This site is intended for health professionals only

GPs set to maintain register of autism patients under QOF proposals

NICE is recommending a new QOF indicator for GPs to create and maintain a register of all autism patients, under proposals published today.

The recommendation, which NICE has set out in a series of proposals for the QOF ‘or other incentive schemes’, has been brought in to help surgeries improve care and will build on previously published guidance encouraging tailored care for patients on the autism spectrum, the proposals say. 

The proposed indicator states ‘the practice established and maintains a register of all patients with a diagnosis of autism’, but no extra information is provided.

NICE suggests that patients will be easily identifiable within practices and staff will be able to make adjustments to suit their patients, such as light dimming for those with sensory problems or appointments at quieter times during the day.

It adds that patients’ data will be anonymous outside the surgery and will be used to review long-term care and health outcomes, including ease of access to wider care services and any evidence of unequal access.

The proposals stem from a 2016 report by the Westminster Commission on Autism and National Children’s Group – titled ‘A Spectrum of Obstacles: An Inquiry into Access to Healthcare for Autistic People’ – which recommended ‘an anonymous national primary care register for autism should be created based on a single code in GP records.’

The commission claimed that over 94% of people with autism supported the proposal.

Emily Christou, national strategy coordinator, Westminster Commission on Autism and National Children’s Group said: ‘One of the most compelling strands of evidence found in our recent healthcare inquiry, was the critical need for an indicator for autism.

‘Without this, GP surgeries cannot be expected to make reasonable adjustments for patients with autism and patients will continue to feel that their healthcare needs are going unmet.
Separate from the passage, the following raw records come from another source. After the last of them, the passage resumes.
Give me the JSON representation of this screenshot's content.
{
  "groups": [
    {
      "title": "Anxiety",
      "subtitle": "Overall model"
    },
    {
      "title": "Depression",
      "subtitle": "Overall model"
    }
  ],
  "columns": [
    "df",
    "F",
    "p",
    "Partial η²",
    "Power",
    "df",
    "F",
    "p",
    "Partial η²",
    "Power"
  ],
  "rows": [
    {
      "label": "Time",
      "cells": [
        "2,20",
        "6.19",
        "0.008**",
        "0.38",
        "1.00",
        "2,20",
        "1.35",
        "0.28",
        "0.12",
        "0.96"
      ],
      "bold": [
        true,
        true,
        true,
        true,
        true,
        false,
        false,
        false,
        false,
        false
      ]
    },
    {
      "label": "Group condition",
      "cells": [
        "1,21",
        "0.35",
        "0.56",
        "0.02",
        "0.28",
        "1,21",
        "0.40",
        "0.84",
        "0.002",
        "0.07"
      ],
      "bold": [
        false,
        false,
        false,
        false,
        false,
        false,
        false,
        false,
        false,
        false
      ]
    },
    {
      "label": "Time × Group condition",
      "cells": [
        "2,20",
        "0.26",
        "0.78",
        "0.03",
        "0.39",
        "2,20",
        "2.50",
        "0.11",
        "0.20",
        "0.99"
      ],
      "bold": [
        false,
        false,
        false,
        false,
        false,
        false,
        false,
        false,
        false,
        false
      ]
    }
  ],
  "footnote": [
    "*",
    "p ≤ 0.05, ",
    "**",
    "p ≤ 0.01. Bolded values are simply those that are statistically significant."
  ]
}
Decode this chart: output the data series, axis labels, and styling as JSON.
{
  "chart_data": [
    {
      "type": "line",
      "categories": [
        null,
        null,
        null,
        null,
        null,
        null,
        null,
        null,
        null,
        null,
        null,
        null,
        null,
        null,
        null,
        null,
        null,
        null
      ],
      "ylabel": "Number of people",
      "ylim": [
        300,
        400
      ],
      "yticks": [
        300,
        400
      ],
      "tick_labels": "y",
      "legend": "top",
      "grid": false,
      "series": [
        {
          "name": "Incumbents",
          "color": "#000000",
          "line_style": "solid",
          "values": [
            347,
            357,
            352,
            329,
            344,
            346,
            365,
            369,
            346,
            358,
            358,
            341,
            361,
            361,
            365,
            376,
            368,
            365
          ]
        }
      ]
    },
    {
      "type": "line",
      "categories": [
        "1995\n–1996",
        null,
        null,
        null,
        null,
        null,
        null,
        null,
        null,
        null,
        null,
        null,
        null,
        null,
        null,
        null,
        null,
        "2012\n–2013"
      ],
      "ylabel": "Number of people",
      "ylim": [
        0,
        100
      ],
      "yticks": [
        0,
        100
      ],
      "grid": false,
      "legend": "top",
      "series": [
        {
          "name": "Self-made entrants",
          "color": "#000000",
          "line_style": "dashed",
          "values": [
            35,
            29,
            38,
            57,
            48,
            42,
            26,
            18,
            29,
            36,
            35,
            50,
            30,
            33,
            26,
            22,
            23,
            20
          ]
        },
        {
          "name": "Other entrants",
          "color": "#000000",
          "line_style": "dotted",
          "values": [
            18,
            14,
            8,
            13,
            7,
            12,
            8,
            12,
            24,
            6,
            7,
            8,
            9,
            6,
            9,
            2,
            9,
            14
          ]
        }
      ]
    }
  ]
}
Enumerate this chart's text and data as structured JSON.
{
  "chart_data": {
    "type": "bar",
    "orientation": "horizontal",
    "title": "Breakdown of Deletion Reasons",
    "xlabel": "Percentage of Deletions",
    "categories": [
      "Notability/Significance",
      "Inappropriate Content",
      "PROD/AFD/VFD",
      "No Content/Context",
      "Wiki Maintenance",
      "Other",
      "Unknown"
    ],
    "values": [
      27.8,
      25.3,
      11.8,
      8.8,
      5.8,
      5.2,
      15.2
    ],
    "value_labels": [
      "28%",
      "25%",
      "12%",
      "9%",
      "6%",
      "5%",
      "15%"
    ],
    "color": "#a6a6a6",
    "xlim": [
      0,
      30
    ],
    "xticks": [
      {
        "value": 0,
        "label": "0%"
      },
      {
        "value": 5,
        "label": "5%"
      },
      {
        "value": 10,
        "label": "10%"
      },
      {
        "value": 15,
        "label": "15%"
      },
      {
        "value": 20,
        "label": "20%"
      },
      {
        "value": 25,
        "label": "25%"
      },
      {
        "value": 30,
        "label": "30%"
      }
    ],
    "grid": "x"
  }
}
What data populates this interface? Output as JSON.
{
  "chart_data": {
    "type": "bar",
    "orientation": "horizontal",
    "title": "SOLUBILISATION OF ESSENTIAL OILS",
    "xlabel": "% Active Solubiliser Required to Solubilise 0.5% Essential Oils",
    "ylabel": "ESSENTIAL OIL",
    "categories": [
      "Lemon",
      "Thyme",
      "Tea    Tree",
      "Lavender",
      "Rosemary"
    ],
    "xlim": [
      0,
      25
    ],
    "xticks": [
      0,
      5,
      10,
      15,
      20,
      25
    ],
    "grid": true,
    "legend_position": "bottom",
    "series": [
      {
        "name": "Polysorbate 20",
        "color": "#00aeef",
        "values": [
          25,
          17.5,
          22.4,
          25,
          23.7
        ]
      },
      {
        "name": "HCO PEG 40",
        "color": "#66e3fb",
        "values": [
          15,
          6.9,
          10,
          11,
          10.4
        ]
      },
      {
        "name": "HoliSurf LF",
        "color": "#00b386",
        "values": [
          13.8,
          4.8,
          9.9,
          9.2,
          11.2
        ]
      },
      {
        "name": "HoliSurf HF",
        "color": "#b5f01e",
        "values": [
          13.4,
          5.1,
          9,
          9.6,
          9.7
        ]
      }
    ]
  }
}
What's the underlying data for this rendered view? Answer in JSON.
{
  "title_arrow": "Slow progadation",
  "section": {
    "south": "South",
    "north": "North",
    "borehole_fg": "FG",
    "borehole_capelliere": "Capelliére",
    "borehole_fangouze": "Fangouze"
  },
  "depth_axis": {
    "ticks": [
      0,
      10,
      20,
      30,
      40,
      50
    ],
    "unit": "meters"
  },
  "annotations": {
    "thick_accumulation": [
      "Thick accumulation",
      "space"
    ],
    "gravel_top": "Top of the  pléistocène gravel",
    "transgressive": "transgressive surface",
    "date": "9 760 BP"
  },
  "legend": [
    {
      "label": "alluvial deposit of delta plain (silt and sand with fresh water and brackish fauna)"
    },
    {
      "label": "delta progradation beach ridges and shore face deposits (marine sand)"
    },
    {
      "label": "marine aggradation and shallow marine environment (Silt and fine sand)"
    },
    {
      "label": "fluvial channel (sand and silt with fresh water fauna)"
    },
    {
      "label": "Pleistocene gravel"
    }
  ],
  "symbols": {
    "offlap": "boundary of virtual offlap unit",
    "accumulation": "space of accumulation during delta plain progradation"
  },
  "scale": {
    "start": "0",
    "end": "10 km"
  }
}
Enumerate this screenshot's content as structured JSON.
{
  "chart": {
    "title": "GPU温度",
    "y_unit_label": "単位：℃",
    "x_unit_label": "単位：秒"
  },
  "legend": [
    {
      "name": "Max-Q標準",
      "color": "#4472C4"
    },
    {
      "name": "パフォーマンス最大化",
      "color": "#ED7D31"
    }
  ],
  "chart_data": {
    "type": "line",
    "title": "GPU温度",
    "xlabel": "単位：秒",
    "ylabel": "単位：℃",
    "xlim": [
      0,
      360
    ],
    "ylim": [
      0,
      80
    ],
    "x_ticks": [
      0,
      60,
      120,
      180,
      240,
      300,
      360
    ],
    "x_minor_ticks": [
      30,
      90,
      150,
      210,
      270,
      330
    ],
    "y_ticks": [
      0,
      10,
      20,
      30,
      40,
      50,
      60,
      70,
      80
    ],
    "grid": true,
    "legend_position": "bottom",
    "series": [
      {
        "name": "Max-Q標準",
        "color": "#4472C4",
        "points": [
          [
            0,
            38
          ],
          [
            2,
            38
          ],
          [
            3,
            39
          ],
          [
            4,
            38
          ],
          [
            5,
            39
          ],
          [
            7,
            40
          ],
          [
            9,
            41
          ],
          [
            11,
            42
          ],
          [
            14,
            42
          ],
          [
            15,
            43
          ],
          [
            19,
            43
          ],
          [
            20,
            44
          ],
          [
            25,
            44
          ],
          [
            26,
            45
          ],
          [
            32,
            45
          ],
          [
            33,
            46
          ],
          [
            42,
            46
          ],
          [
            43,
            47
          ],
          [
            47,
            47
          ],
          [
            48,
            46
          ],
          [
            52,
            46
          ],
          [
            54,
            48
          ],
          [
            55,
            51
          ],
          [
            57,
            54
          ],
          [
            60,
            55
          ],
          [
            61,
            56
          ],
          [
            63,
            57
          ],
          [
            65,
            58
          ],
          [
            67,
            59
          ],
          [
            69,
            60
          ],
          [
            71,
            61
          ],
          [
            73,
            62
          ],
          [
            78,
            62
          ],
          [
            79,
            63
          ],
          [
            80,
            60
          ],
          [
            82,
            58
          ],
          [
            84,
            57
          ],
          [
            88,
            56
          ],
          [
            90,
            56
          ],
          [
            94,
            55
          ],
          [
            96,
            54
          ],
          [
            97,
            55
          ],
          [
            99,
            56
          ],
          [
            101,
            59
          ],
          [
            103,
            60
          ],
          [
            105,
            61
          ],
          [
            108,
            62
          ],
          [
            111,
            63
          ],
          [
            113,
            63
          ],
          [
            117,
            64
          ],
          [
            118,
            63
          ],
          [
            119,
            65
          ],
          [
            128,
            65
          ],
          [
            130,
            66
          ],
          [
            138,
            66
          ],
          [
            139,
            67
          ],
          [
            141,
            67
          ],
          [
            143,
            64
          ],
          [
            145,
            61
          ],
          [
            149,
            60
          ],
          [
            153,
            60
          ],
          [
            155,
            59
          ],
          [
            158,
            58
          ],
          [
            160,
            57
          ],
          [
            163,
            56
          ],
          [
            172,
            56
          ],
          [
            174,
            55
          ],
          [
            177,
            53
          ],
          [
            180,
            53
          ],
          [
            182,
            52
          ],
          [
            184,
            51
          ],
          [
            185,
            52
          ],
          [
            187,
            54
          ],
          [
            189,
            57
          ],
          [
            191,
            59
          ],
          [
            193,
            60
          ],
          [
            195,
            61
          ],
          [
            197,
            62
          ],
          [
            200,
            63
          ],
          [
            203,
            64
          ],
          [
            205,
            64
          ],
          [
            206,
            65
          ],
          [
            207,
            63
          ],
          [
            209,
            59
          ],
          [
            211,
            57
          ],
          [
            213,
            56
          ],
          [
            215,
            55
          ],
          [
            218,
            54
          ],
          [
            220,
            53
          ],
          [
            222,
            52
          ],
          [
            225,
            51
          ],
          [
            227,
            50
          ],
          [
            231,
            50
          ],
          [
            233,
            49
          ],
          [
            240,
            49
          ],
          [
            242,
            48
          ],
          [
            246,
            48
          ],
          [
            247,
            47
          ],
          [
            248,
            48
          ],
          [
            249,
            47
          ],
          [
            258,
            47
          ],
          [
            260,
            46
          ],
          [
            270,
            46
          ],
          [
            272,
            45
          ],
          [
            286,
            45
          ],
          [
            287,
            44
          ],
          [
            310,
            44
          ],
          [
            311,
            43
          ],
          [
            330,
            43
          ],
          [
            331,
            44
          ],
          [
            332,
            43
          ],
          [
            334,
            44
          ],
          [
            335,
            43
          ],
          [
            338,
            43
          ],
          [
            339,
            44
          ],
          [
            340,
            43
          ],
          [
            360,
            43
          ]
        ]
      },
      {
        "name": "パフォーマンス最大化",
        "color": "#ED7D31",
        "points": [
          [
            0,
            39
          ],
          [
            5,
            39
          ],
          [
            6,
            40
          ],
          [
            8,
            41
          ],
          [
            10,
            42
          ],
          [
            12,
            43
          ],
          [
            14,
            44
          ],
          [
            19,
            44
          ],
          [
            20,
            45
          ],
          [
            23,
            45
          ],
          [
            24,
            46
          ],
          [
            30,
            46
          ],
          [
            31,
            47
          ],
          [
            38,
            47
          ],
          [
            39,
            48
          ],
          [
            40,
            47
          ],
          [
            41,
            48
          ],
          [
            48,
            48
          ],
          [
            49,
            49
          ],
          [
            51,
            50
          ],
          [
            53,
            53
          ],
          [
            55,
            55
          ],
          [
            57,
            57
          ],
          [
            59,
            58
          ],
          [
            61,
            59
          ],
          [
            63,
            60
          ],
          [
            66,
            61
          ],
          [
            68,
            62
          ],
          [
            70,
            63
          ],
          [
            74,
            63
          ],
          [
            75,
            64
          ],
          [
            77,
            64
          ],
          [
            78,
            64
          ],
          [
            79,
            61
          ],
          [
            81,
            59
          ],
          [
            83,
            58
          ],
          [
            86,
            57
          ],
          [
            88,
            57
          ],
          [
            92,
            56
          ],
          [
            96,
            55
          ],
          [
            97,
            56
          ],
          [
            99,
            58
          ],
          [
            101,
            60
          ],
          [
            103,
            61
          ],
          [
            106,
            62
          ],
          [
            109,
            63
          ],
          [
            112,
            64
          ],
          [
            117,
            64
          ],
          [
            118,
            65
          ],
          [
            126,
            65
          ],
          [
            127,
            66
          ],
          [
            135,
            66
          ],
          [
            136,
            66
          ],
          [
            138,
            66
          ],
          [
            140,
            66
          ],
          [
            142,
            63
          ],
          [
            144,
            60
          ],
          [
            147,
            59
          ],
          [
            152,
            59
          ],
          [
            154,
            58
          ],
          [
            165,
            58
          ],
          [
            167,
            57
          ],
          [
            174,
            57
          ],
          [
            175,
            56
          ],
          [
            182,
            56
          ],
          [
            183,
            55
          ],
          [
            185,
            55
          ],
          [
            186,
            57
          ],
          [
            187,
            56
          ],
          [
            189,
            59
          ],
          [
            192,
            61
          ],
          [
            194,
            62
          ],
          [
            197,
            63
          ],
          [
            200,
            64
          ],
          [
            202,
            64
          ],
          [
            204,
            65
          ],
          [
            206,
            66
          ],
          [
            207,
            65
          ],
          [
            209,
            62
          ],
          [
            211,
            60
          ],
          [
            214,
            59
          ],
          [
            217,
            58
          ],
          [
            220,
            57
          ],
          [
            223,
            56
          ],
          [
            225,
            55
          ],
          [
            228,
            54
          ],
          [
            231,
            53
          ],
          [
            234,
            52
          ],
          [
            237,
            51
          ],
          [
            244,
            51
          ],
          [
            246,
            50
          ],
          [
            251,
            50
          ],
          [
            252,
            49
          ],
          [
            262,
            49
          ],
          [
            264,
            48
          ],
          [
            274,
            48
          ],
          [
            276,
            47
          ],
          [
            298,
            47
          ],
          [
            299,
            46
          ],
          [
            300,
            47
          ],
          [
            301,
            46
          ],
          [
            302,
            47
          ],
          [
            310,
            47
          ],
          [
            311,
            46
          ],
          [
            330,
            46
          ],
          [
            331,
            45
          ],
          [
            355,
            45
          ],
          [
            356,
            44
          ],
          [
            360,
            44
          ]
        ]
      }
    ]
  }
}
We warmly welcome this most important NICE indicator.’

Dr Andrew Black, a GP at Mortimer Medical Practice and deputy chair of the indicator advisory committee, said: ‘GPs play a vital role in helping vulnerable people to get the correct diagnosis and the support they need. This new NICE indicator will help them to achieve that.

‘We know some people may feel being on a register means a label will be placed upon them, and this makes them uncomfortable.

‘It is important that we reassure that their medical notes are confidential and any national data will be anonymised.’